Oil prices declined further on Friday, heading for a second consecutive weekly loss as escalating trade tensions between the United States and China raised concerns about a slowdown in global economic growth and crude demand.
By 3:10 pm AEST (5:10 am GMT), Brent crude futures slipped $0.18 or 0.3%, to US$63.15 per barrel, while U.S. West Texas Intermediate (WTI) crude dropped $0.21 or 0.4%, to US$59.42.
For the week, Brent is on course to fall 4%, following an 11% loss last week. WTI is also down 3.8% this week, after an identical 11% decline in the previous period.
The extended dispute between the world’s two largest economies has cast a shadow over global trade and is expected to curb trade volumes and disrupt supply chains. As the U.S. and China are also the biggest consumers of crude oil, such frictions threaten to dent global energy demand.

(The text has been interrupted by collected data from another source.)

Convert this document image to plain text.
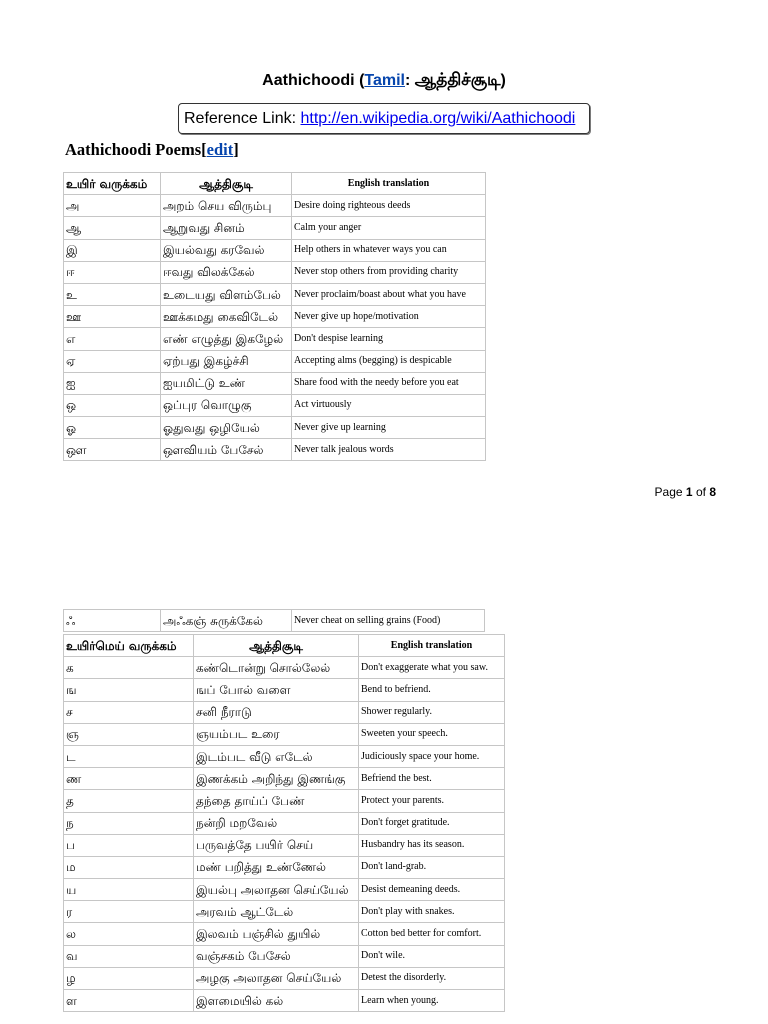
Aathichoodi (Tamil: ஆத்திச்சூடி)
Reference Link: http://en.wikipedia.org/wiki/Aathichoodi
Aathichoodi Poems[edit]
உயிர் வருக்கம்	ஆத்திசூடி	English translation
அ	அறம் செய விரும்பு	Desire doing righteous deeds
ஆ	ஆறுவது சினம்	Calm your anger
இ	இயல்வது கரவேல்	Help others in whatever ways you can
ஈ	ஈவது விலக்கேல்	Never stop others from providing charity
உ	உடையது விளம்பேல்	Never proclaim/boast about what you have
ஊ	ஊக்கமது கைவிடேல்	Never give up hope/motivation
எ	எண் எழுத்து இகழேல்	Don't despise learning
ஏ	ஏற்பது இகழ்ச்சி	Accepting alms (begging) is despicable
ஐ	ஐயமிட்டு உண்	Share food with the needy before you eat
ஒ	ஒப்புர வொழுகு	Act virtuously
ஓ	ஓதுவது ஒழியேல்	Never give up learning
ஔ	ஔவியம் பேசேல்	Never talk jealous words
Page 1 of 8
ஃ	அஃகஞ் சுருக்கேல்	Never cheat on selling grains (Food)
உயிர்மெய் வருக்கம்	ஆத்திசூடி	English translation
க	கண்டொன்று சொல்லேல்	Don't exaggerate what you saw.
ங	ஙப் போல் வளை	Bend to befriend.
ச	சனி நீராடு	Shower regularly.
ஞ	ஞயம்பட உரை	Sweeten your speech.
ட	இடம்பட வீடு எடேல்	Judiciously space your home.
ண	இணக்கம் அறிந்து இணங்கு	Befriend the best.
த	தந்தை தாய்ப் பேண்	Protect your parents.
ந	நன்றி மறவேல்	Don't forget gratitude.
ப	பருவத்தே பயிர் செய்	Husbandry has its season.
ம	மண் பறித்து உண்ணேல்	Don't land-grab.
ய	இயல்பு அலாதன செய்யேல்	Desist demeaning deeds.
ர	அரவம் ஆட்டேல்	Don't play with snakes.
ல	இலவம் பஞ்சில் துயில்	Cotton bed better for comfort.
வ	வஞ்சகம் பேசேல்	Don't wile.
ழ	அழகு அலாதன செய்யேல்	Detest the disorderly.
ள	இளமையில் கல்	Learn when young.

The tariff dispute intensified this week after U.S. President Donald Trump confirmed a cumulative 145% tariff on Chinese imports - despite announcing a 90-day pause on new tariffs for other major trading partners just a day earlier.
In response, China announced new import levies, raising its tariffs on U.S. goods to 84%.
ANZ analysts warned in a note to clients: “If we assume world GDP growth of below 3%, our crude-oil model suggests global oil consumption will fall by 1%. Any softening of market balances would be exacerbated by OPEC’s plans to accelerate planned output hikes, as it tries to pressure members to adhere to quotas.”
Meanwhile, the U.S. Energy Information Administration (EIA) on Thursday lowered its global economic growth outlook and cautioned that the ongoing tariff conflict could significantly pressure oil prices. The agency also revised down its oil demand forecasts for both the U.S. and global markets for this year and next.